Escribir, en cierto sentido, es una actividad que me ayuda a aliviar la tensión de estos secretos sepultados. Recuerdos ocultos, traumas, cicatrices infantiles…, es evidente que las novelas surgen de esas partes inaccesibles de nosotros mismos.
Si concibiéramos la imaginación como un continente, cada libro [cada uno de sus libros] constituiría un país en particular. El mapa todavía es un boceto, con muchas omisiones y territorios inexplorados, pero si consigo seguir avanzando, tal vez logre llenar todos los huecos. La prosa me ofrece la oportunidad de ordenar mis conflictos y contradicciones. Como todos los seres humanos, soy un ser múltiple y encarno una amplia gama de actitudes y reacciones ante el mundo. Un mismo hecho puede hacerme reír o llorar según mi estado de ánimo; puede inspirarme furia, compasión o indiferencia. Escribir en prosa me permite incluir todas estas reacciones. Ya no tengo que elegir entre ellas.

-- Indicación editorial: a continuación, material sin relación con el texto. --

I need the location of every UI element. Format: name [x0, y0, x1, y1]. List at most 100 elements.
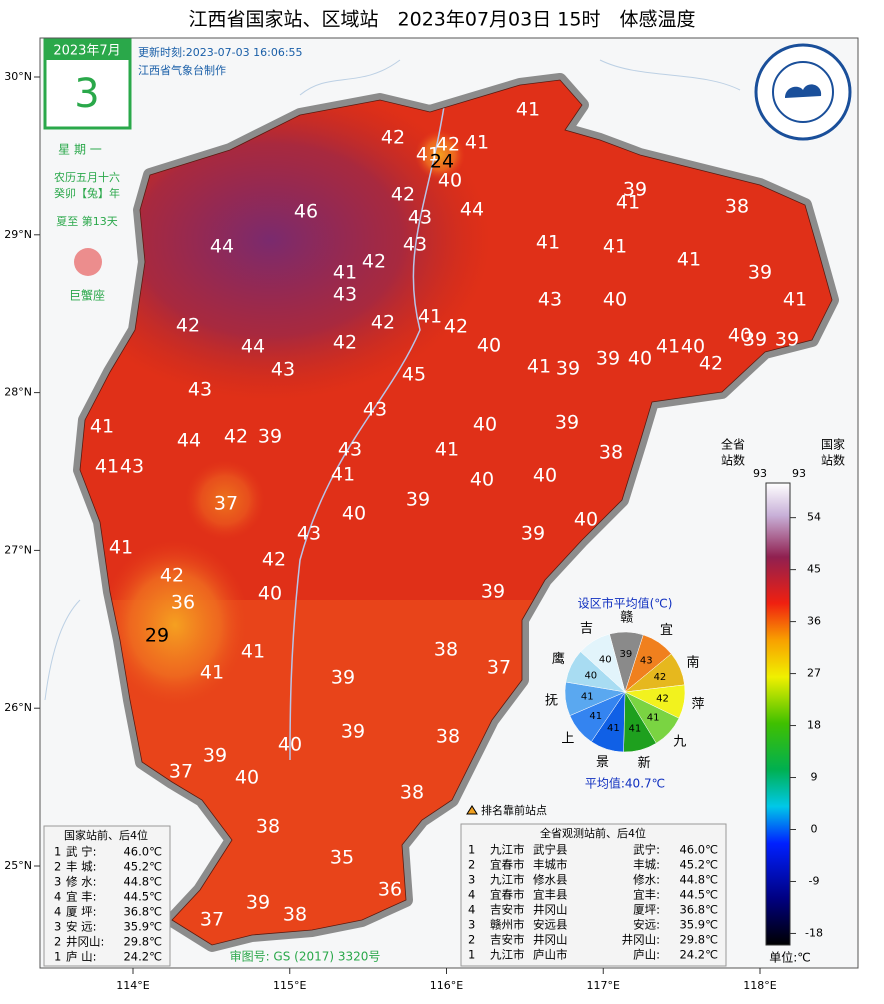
station-value: 37: [214, 493, 238, 515]
station-value: 42: [699, 353, 723, 375]
table-cell: 46.0℃: [679, 843, 718, 857]
station-value: 39: [341, 721, 365, 743]
table-cell: 45.2℃: [123, 860, 162, 874]
table-cell: 宜 丰:: [66, 890, 97, 904]
province-count-header: 站数: [721, 453, 745, 468]
station-value: 43: [408, 207, 432, 229]
pie-title: 设区市平均值(℃): [578, 596, 673, 611]
station-value: 37: [200, 909, 224, 931]
station-value: 39: [775, 329, 799, 351]
colorbar-tick-label: -9: [809, 874, 820, 887]
province-table: [460, 823, 727, 967]
lat-tick-label: 29°N: [4, 228, 32, 241]
station-value: 42: [444, 316, 468, 338]
station-value: 24: [430, 151, 454, 173]
station-value: 40: [533, 465, 557, 487]
station-value: 44: [210, 236, 234, 258]
table-cell: 2: [54, 860, 61, 874]
lat-tick-label: 25°N: [4, 859, 32, 872]
station-value: 41: [333, 262, 357, 284]
approval-number: 审图号: GS (2017) 3320号: [230, 949, 381, 964]
lon-tick-label: 118°E: [743, 979, 776, 992]
station-value: 46: [294, 201, 318, 223]
station-value: 40: [681, 336, 705, 358]
station-value: 40: [438, 170, 462, 192]
province-count-header: 全省: [721, 437, 745, 452]
table-cell: 九江市: [490, 843, 525, 857]
lunar-date: 农历五月十六: [54, 170, 120, 184]
pie-value: 41: [581, 692, 594, 703]
station-value: 41: [95, 456, 119, 478]
station-value: 43: [188, 379, 212, 401]
colorbar: [765, 482, 791, 946]
national-count-header: 站数: [821, 453, 845, 468]
table-cell: 丰城市: [533, 858, 568, 872]
table-cell: 修 水:: [66, 875, 97, 889]
table-cell: 庐 山:: [66, 950, 97, 964]
table-cell: 庐山:: [633, 948, 660, 962]
table-cell: 44.5℃: [123, 890, 162, 904]
table-cell: 24.2℃: [679, 948, 718, 962]
table-cell: 庐山市: [533, 948, 568, 962]
province-count: 93: [753, 467, 767, 480]
table-cell: 44.5℃: [679, 888, 718, 902]
table-cell: 丰城:: [633, 858, 660, 872]
table-cell: 武宁县: [533, 843, 568, 857]
province-table-title: 全省观测站前、后4位: [540, 826, 646, 840]
table-cell: 3: [468, 918, 475, 932]
solar-term: 夏至 第13天: [56, 214, 118, 228]
station-value: 40: [470, 469, 494, 491]
calendar-month: 2023年7月: [53, 44, 120, 59]
lon-tick-label: 114°E: [116, 979, 149, 992]
colorbar-tick-label: 45: [807, 563, 821, 576]
lat-tick-label: 28°N: [4, 386, 32, 399]
station-value: 39: [556, 358, 580, 380]
table-cell: 4: [54, 890, 61, 904]
table-cell: 井冈山: [533, 933, 568, 947]
table-cell: 宜春市: [490, 858, 525, 872]
station-value: 38: [434, 639, 458, 661]
station-value: 43: [403, 234, 427, 256]
table-cell: 1: [468, 843, 475, 857]
legend-marker-label: 排名靠前站点: [481, 803, 547, 817]
table-cell: 29.8℃: [123, 935, 162, 949]
station-value: 41: [677, 249, 701, 271]
station-value: 40: [728, 325, 752, 347]
table-cell: 修水县: [533, 873, 568, 887]
pie-value: 41: [628, 724, 641, 735]
update-time: 更新时刻:2023-07-03 16:06:55: [138, 45, 303, 59]
table-cell: 45.2℃: [679, 858, 718, 872]
table-cell: 宜丰:: [633, 888, 660, 902]
pie-value: 43: [640, 656, 653, 667]
pie-value: 42: [654, 672, 667, 683]
table-cell: 九江市: [490, 873, 525, 887]
table-cell: 吉安市: [490, 933, 525, 947]
station-value: 41: [435, 439, 459, 461]
weekday: 星 期 一: [58, 143, 102, 157]
table-cell: 46.0℃: [123, 845, 162, 859]
pie-value: 40: [599, 655, 612, 666]
river: [44, 59, 741, 701]
pie-value: 41: [607, 723, 620, 734]
station-value: 39: [555, 412, 579, 434]
station-value: 43: [338, 439, 362, 461]
station-value: 41: [527, 356, 551, 378]
table-cell: 安远县: [533, 918, 568, 932]
station-value: 40: [278, 734, 302, 756]
station-value: 41: [465, 132, 489, 154]
station-value: 41: [241, 641, 265, 663]
station-value: 38: [725, 196, 749, 218]
unit: 单位:℃: [769, 950, 811, 965]
table-cell: 44.8℃: [123, 875, 162, 889]
lat-tick-label: 30°N: [4, 70, 32, 83]
station-value: 40: [342, 503, 366, 525]
station-value: 41: [516, 99, 540, 121]
lat-tick-label: 27°N: [4, 543, 32, 556]
station-value: 42: [224, 426, 248, 448]
station-value: 41: [536, 232, 560, 254]
table-cell: 3: [54, 920, 61, 934]
station-value: 40: [235, 767, 259, 789]
colorbar-tick-label: 9: [811, 771, 818, 784]
table-cell: 井冈山: [533, 903, 568, 917]
pie-chart: 39 赣 43 宜 42 南 42 萍 41 九 41 新 41 景 41 上 41 抚 40 鹰 40 吉: [545, 611, 704, 771]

Creo que los cuentos infantiles, la tradición oral, son los que han ejercido la mayor influencia sobre mi obra. Me refiero a los hermanos Grimm, Las mil y una
noches, el tipo de historias que uno lee en voz alta a los niños. Son narraciones descarnadas, casi desprovistas de detalles, pero al mismo tiempo transmiten grandes cantidades de información en un espacio breve, con muy pocas palabras.
Yo nunca tengo un plan. Apenas sé lo que voy a hacer de un día para otro. Comienzo a ciegas con unas cuantas imágenes, algunos zumbidos en mi cabeza: el sonido de la voz de un personaje, un gesto. Entonces la historia comienza a desarrollarse en mi interior, y a menudo tarda años en alcanzar ese punto en el que soy capaz de empezar a escribir.
Todas las preguntas fundamentales que te haces cuando tienes quince años, intentar aceptar el hecho de que vives en este planeta, encontrar alguna razón para existir. Éstas son las preguntas que impulsan a mis personajes.
Sí, los viernes Gil toma la copa con amigos verdaderos. Mientras el mesero se acerca con la charola que sostiene el Glenfiddich 15, Gamés pondrá a circular la frase de Fernando Trueba por el mantel tan blanco: La vida es una película mal montada.